The Port of Portland, which operates Portland International Airport and other industrial properties in the floodplain, is lobbying to be a voting member on the board, as the largest affected property owner.

The Audubon Society of Portland, which has tangled with the port on development of West Hayden Island and other issues, is adamantly opposed, and wants more community representation on the board. “The way that it’s set up sort of perpetuates control by the existing agencies,” said Bob Sallinger, the society’s conservation director.

Levee Ready Columbia proposed a middle position, that the port be given a non-voting member on the board.

Sallinger and others are pushing to grant the proposed utility a broader mandate to do environmental restoration and habitat management in the district. To enlist Portlanders to pay for flood control, they’ll want to see their money also go to protect salmon, wetlands, water quality and other environmental attributes, Sallinger said. “In order to get buy-in, you’re going to have to have a vision that is compelling.”

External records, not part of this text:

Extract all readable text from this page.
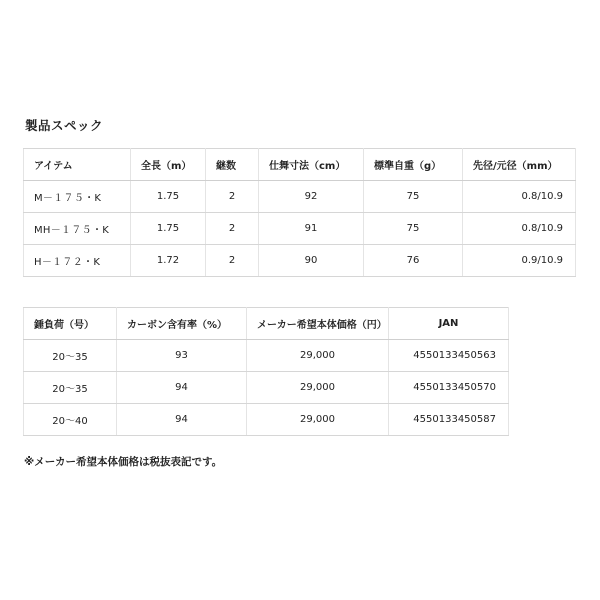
製品スペック
アイテム	全長（m）	継数	仕舞寸法（cm）	標準自重（g）	先径/元径（mm）
M－１７５・K	1.75	2	92	75	0.8/10.9
MH－１７５・K	1.75	2	91	75	0.8/10.9
H－１７２・K	1.72	2	90	76	0.9/10.9
錘負荷（号）	カーボン含有率（%）	メーカー希望本体価格（円）	JAN
20～35	93	29,000	4550133450563
20～35	94	29,000	4550133450570
20～40	94	29,000	4550133450587
※メーカー希望本体価格は税抜表記です。
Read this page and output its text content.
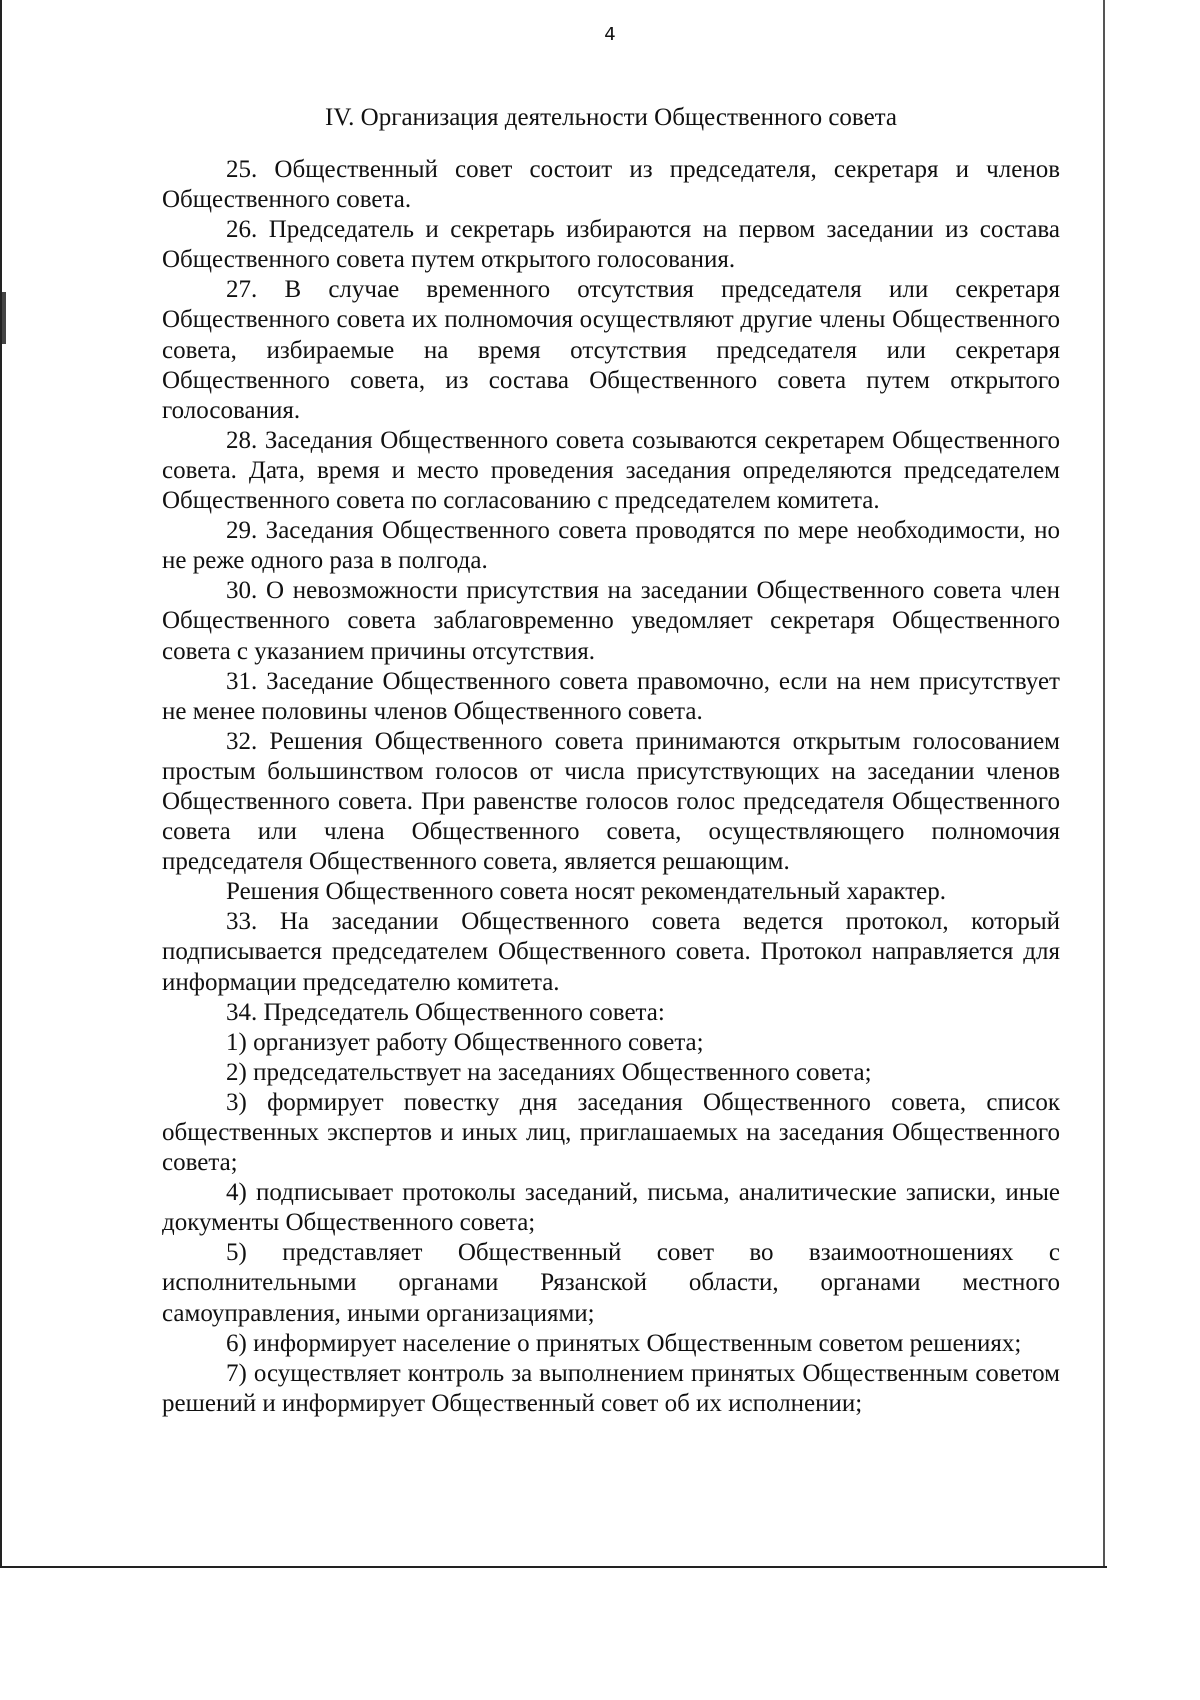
4
IV. Организация деятельности Общественного совета

25. Общественный совет состоит из председателя, секретаря и членов Общественного совета.

26. Председатель и секретарь избираются на первом заседании из состава Общественного совета путем открытого голосования.

27. В случае временного отсутствия председателя или секретаря Общественного совета их полномочия осуществляют другие члены Общественного совета, избираемые на время отсутствия председателя или секретаря Общественного совета, из состава Общественного совета путем открытого голосования.

28. Заседания Общественного совета созываются секретарем Общественного совета. Дата, время и место проведения заседания определяются председателем Общественного совета по согласованию с председателем комитета.

29. Заседания Общественного совета проводятся по мере необходимости, но не реже одного раза в полгода.

30. О невозможности присутствия на заседании Общественного совета член Общественного совета заблаговременно уведомляет секретаря Общественного совета с указанием причины отсутствия.

31. Заседание Общественного совета правомочно, если на нем присутствует не менее половины членов Общественного совета.

32. Решения Общественного совета принимаются открытым голосованием простым большинством голосов от числа присутствующих на заседании членов Общественного совета. При равенстве голосов голос председателя Общественного совета или члена Общественного совета, осуществляющего полномочия председателя Общественного совета, является решающим.

Решения Общественного совета носят рекомендательный характер.

33. На заседании Общественного совета ведется протокол, который подписывается председателем Общественного совета. Протокол направляется для информации председателю комитета.

34. Председатель Общественного совета:

1) организует работу Общественного совета;

2) председательствует на заседаниях Общественного совета;

3) формирует повестку дня заседания Общественного совета, список общественных экспертов и иных лиц, приглашаемых на заседания Общественного совета;

4) подписывает протоколы заседаний, письма, аналитические записки, иные документы Общественного совета;

5) представляет Общественный совет во взаимоотношениях с исполнительными органами Рязанской области, органами местного самоуправления, иными организациями;

6) информирует население о принятых Общественным советом решениях;

7) осуществляет контроль за выполнением принятых Общественным советом решений и информирует Общественный совет об их исполнении;
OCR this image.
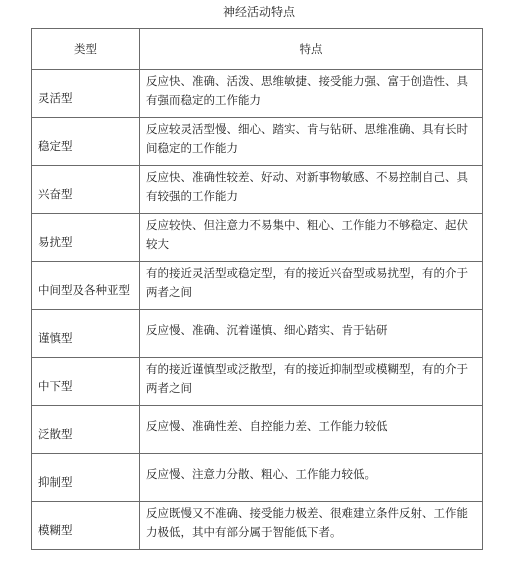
神经活动特点
类型	特点

灵活型	反应快、准确、活泼、思维敏捷、接受能力强、富于创造性、具有强而稳定的工作能力

稳定型	反应较灵活型慢、细心、踏实、肯与钻研、思维准确、具有长时间稳定的工作能力

兴奋型	反应快、准确性较差、好动、对新事物敏感、不易控制自己、具有较强的工作能力

易扰型	反应较快、但注意力不易集中、粗心、工作能力不够稳定、起伏较大

中间型及各种亚型	有的接近灵活型或稳定型，有的接近兴奋型或易扰型，有的介于两者之间

谨慎型	反应慢、准确、沉着谨慎、细心踏实、肯于钻研

中下型	有的接近谨慎型或泛散型，有的接近抑制型或模糊型，有的介于两者之间

泛散型	反应慢、准确性差、自控能力差、工作能力较低

抑制型	反应慢、注意力分散、粗心、工作能力较低。

模糊型	反应既慢又不准确、接受能力极差、很难建立条件反射、工作能力极低，其中有部分属于智能低下者。
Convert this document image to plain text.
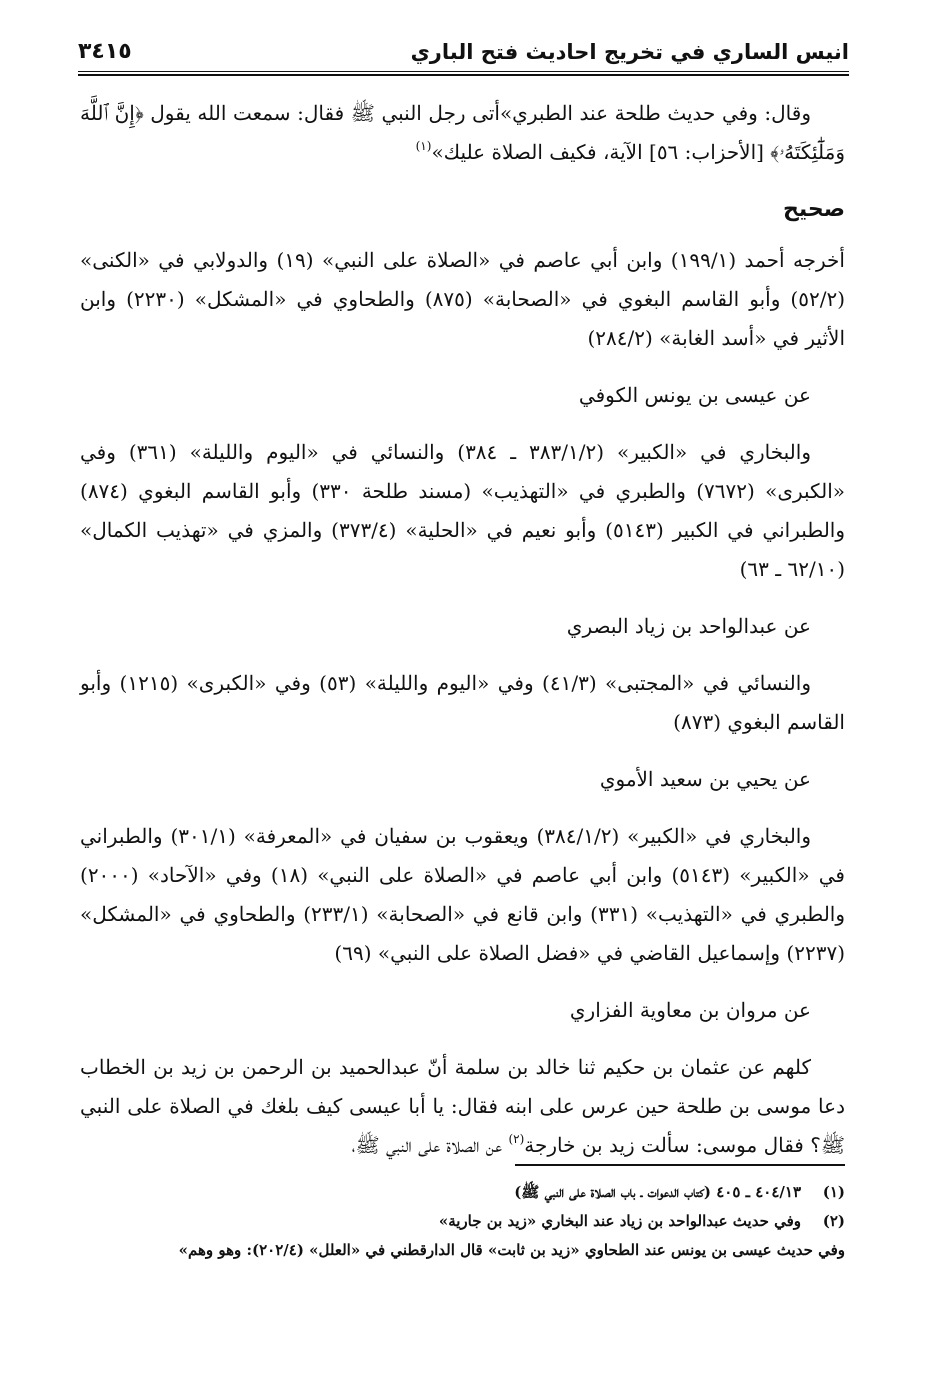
انيس الساري في تخريج احاديث فتح الباري
٣٤١٥

وقال: وفي حديث طلحة عند الطبري»أتى رجل النبي ﷺ فقال: سمعت الله يقول ﴿إِنَّ ٱللَّهَ وَمَلَٰٓئِكَتَهُۥ﴾ [الأحزاب: ٥٦] الآية، فكيف الصلاة عليك»$^{(١)}$

صحيح

أخرجه أحمد (١٩٩/١) وابن أبي عاصم في «الصلاة على النبي» (١٩) والدولابي في «الكنى» (٥٢/٢) وأبو القاسم البغوي في «الصحابة» (٨٧٥) والطحاوي في «المشكل» (٢٢٣٠) وابن الأثير في «أسد الغابة» (٢٨٤/٢)

عن عيسى بن يونس الكوفي

والبخاري في «الكبير» (٣٨٣/١/٢ ـ ٣٨٤) والنسائي في «اليوم والليلة» (٣٦١) وفي «الكبرى» (٧٦٧٢) والطبري في «التهذيب» (مسند طلحة ٣٣٠) وأبو القاسم البغوي (٨٧٤) والطبراني في الكبير (٥١٤٣) وأبو نعيم في «الحلية» (٣٧٣/٤) والمزي في «تهذيب الكمال» (٦٢/١٠ ـ ٦٣)

عن عبدالواحد بن زياد البصري

والنسائي في «المجتبى» (٤١/٣) وفي «اليوم والليلة» (٥٣) وفي «الكبرى» (١٢١٥) وأبو القاسم البغوي (٨٧٣)

عن يحيي بن سعيد الأموي

والبخاري في «الكبير» (٣٨٤/١/٢) ويعقوب بن سفيان في «المعرفة» (٣٠١/١) والطبراني في «الكبير» (٥١٤٣) وابن أبي عاصم في «الصلاة على النبي» (١٨) وفي «الآحاد» (٢٠٠٠) والطبري في «التهذيب» (٣٣١) وابن قانع في «الصحابة» (٢٣٣/١) والطحاوي في «المشكل» (٢٢٣٧) وإسماعيل القاضي في «فضل الصلاة على النبي» (٦٩)

عن مروان بن معاوية الفزاري

كلهم عن عثمان بن حكيم ثنا خالد بن سلمة أنّ عبدالحميد بن الرحمن بن زيد بن الخطاب دعا موسى بن طلحة حين عرس على ابنه فقال: يا أبا عيسى كيف بلغك في الصلاة على النبي ﷺ؟ فقال موسى: سألت زيد بن خارجة$^{(٢)}$ عن الصلاة على النبي ﷺ،

(١)
٤٠٤/١٣ ـ ٤٠٥ (كتاب الدعوات ـ باب الصلاة على النبي ﷺ)
(٢)
وفي حديث عبدالواحد بن زياد عند البخاري «زيد بن جارية»
وفي حديث عيسى بن يونس عند الطحاوي «زيد بن ثابت» قال الدارقطني في «العلل» (٢٠٢/٤): وهو وهم»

Jordan also supports a broader mandate, noting the city already is doing significant environmental work in the Columbia Slough, a series of wetlands just south of the river.

But some are pushing to have a narrower scope on flood control, which has been hard enough to fund.

Sallinger is concerned that the Army Corps now is in a lead position, and its approaches to flood control often have been “environmentally destructive,” he said.

The congressional bill providing the $3 million mandates that the Army Corps’ main objective is “flood risk management,” said Valerie Ringold, chief of the planning and economics section for the agency’s Portland district.

But the Army Corps will evaluate environmental solutions as part of its four alternatives, Ringold said.

While Levee Ready Columbia would welcome federal money to pay for major capital improvements of the system, there’s nothing to preclude a short-term strategy to get the system recertified and a long-term strategy that looks at broader environmental goals, Bailey said.

Despite some disagreements, “We don’t want the levees to fail,” Sallinger said.

“No one wants another disaster in Portland.”